(Five months to Christmas!)
As this was my last day on the Hermitage, I wrapped up a few things I was reading, but that didn’t stop me from starting a couple of others.
First off, I completed The Underwood See by Michael Lawrence. It’s the final book in the Withern Rise trilogy, and I have to admit that I’m a bit split in my opinion. The series deals with alternate realities of a family and homestead in England, called Withern Rise. The first book (A Crack in the Line) got things off to an interesting start as two kids, Alaric and Naia, accidentally find themselves moving between their worlds. In one, Ivan and Alex(andra) had a boy and later Alex dies. In the other, they have a girl and the mother lives. After discovering one another, the two dimensional travelers accidentlly end up stranded in the other’s reality. In the second book (Small Eternities) things got more complicated, with other realities colliding and other characters entering the scene. In this third volume, the story gets further complicated before being resolved. And yes, things are reasonably resolved, which is a good thing. It kept my interest.
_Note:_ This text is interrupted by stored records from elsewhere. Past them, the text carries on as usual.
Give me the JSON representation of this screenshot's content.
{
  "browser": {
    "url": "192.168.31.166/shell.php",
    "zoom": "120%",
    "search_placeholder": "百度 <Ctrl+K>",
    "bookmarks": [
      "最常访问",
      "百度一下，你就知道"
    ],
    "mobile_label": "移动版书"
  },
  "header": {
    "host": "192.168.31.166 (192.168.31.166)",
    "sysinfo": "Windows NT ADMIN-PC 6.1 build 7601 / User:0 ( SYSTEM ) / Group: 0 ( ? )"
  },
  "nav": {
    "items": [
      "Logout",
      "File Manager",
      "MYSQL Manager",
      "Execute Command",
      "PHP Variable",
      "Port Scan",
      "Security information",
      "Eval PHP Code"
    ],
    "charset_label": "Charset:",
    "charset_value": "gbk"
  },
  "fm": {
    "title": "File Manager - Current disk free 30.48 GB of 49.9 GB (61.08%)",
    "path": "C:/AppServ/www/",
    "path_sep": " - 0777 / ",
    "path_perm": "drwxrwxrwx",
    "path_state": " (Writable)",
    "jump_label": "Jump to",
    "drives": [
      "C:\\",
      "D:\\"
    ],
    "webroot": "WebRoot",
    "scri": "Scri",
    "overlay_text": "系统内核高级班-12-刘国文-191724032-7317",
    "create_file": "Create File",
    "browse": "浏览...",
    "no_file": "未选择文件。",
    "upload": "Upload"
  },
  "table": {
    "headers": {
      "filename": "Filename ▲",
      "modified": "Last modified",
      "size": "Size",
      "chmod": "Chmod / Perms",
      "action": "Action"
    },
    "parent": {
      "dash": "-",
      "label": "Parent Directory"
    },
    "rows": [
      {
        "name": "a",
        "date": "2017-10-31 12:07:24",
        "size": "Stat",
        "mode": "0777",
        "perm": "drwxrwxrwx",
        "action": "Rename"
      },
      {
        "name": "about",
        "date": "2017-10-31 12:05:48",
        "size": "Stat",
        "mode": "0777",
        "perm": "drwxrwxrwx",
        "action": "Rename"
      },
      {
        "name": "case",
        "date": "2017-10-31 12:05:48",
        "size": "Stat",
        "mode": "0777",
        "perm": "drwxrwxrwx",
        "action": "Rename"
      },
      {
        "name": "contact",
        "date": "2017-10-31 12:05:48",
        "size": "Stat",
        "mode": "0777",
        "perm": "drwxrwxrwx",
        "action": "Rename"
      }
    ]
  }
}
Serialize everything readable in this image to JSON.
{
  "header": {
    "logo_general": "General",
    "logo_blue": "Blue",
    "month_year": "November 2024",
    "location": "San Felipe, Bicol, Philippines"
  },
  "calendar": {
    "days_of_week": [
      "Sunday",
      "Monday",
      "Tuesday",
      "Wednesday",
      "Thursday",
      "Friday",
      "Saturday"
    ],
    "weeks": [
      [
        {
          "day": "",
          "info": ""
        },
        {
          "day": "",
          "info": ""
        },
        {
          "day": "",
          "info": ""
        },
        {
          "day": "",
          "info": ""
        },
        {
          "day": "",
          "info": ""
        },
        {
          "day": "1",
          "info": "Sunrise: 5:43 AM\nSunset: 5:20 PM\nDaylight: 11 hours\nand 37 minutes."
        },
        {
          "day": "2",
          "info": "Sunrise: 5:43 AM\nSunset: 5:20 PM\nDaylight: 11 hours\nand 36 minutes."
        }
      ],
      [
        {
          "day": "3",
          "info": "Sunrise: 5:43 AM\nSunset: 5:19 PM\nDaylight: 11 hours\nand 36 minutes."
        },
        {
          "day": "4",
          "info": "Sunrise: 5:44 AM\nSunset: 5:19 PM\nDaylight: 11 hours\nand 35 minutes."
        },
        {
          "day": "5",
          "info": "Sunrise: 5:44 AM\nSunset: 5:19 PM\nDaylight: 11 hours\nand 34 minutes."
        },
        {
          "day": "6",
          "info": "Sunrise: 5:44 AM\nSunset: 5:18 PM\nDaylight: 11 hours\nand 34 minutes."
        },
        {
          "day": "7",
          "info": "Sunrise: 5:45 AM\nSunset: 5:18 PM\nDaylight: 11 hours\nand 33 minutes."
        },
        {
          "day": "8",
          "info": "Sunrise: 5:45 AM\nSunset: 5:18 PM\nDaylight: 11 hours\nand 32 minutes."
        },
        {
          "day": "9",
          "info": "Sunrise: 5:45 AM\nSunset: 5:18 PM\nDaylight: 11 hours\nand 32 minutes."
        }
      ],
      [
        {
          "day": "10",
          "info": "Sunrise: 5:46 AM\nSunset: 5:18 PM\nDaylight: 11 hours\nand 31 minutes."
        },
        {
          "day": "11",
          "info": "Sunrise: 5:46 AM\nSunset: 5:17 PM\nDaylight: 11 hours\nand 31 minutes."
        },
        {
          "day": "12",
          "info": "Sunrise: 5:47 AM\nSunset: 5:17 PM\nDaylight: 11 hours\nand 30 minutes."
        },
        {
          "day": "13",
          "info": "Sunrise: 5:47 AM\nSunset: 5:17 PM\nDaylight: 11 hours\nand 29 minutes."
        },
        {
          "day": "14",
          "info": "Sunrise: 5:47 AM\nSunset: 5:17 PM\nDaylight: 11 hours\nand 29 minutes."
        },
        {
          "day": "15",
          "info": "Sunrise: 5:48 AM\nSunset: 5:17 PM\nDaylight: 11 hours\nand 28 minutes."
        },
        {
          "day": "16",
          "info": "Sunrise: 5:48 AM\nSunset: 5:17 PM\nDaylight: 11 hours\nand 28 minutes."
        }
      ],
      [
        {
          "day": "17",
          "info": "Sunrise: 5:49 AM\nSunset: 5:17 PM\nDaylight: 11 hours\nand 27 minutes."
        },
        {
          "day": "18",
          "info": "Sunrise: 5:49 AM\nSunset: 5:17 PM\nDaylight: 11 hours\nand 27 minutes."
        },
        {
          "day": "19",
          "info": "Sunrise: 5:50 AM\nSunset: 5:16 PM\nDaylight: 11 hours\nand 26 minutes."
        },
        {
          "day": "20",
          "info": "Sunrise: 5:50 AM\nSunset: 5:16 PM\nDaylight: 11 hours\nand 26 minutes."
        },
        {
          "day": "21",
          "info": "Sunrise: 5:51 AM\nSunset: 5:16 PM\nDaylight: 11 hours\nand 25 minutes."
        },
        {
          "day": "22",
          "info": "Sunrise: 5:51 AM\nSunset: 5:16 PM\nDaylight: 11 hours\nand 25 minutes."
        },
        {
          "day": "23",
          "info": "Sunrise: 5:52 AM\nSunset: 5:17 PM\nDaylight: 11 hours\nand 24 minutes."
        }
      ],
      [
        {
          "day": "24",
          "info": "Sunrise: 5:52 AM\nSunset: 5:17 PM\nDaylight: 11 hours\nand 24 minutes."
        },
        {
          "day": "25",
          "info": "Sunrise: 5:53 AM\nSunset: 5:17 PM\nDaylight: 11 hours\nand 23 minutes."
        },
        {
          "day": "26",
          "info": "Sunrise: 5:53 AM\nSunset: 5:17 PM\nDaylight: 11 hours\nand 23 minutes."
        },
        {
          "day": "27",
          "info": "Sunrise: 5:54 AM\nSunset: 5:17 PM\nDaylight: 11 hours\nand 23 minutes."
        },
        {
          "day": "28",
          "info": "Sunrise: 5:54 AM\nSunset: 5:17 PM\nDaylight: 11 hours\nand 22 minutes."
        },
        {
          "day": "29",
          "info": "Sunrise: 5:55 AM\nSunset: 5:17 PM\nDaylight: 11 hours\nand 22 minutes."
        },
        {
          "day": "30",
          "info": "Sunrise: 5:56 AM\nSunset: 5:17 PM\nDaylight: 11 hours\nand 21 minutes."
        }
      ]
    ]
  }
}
But the flip side is that this volume took on a distinctly darker tone, in places, and it didn’t seem quite to fit with the tone of the other volumes. Now, it has been quite some time since I read volumes one and two, so perhaps I’ve just forgotten, but if not, then I find it a bit disappointing that this one wandered off the path a bit. Course language, an attempted rape, and some moderate religious disdain seemed to come out of nowhere. An interesting series, but I just wonder if the author became a bit self-indulgent by this point.
Next, I read Maus: A Survivor’s Tale Volume One – My Father Bleeds History by Art Spiegelman. The first half of a graphic novel (originally serialized in Raw magazine), it’s a biographical comic based on the author’s father’s experiences as a Jew in Germany and Poland during the Second World War. There are several interesting things about the book. First off, perhaps inspired by the quotation on the back of the title page (“The Jews are undoubtedly a race, but they are not human,” by Adolf Hitler), the characters are represented as animals. Jews are mice (hence the title), Polish are pigs, and the Germans, cats. Secondly, the narratives are a combination of conversations between the author and his father and step-mother (as mice, of course) and the stories themselves passed on by the father during these interviews. There’s a real sense of transcription to the manner in which the story is told. Finally, the book is interesting in that the characters, particularly that of Vladek, the father, are not idealized. At one point, in fact, the author, as represented within the body of the text, distresses that his comic’s representation of his father might reinforce awful stereotypes of the Jew.
I’m looking forward to finding and reading Volume Two, but also to finding out more about the comic, its history, and the author. The name “Art Spiegelman” rings a bell, but I have no idea why.
Finally, I finished a fluffy little dessert book for kids called 11 Birthdays by Wendy Mass. In a nutshell, it’s a “Groundhog Day” story about a girl who, having had a falling out with her lifelong friend the previous year, begins to relive her eleventh birthday over and over again. It was ... fine. What made it meh for me, in particular, was the feeling that the author seemed to try and overcomplicate matters, trying too hard to add “layers” to the mystery of what is happening to Amanda and how to resolve the problem. A simpler, cleaner resolution (perhaps one about the need for this slightly whiny, self-indulgent protagonist to suck it up and stop thinking only of herself) would have rung more true to me; instead the second half of the book took on a sort of “just ‘cause” feeling. I’m sure many kids will like it.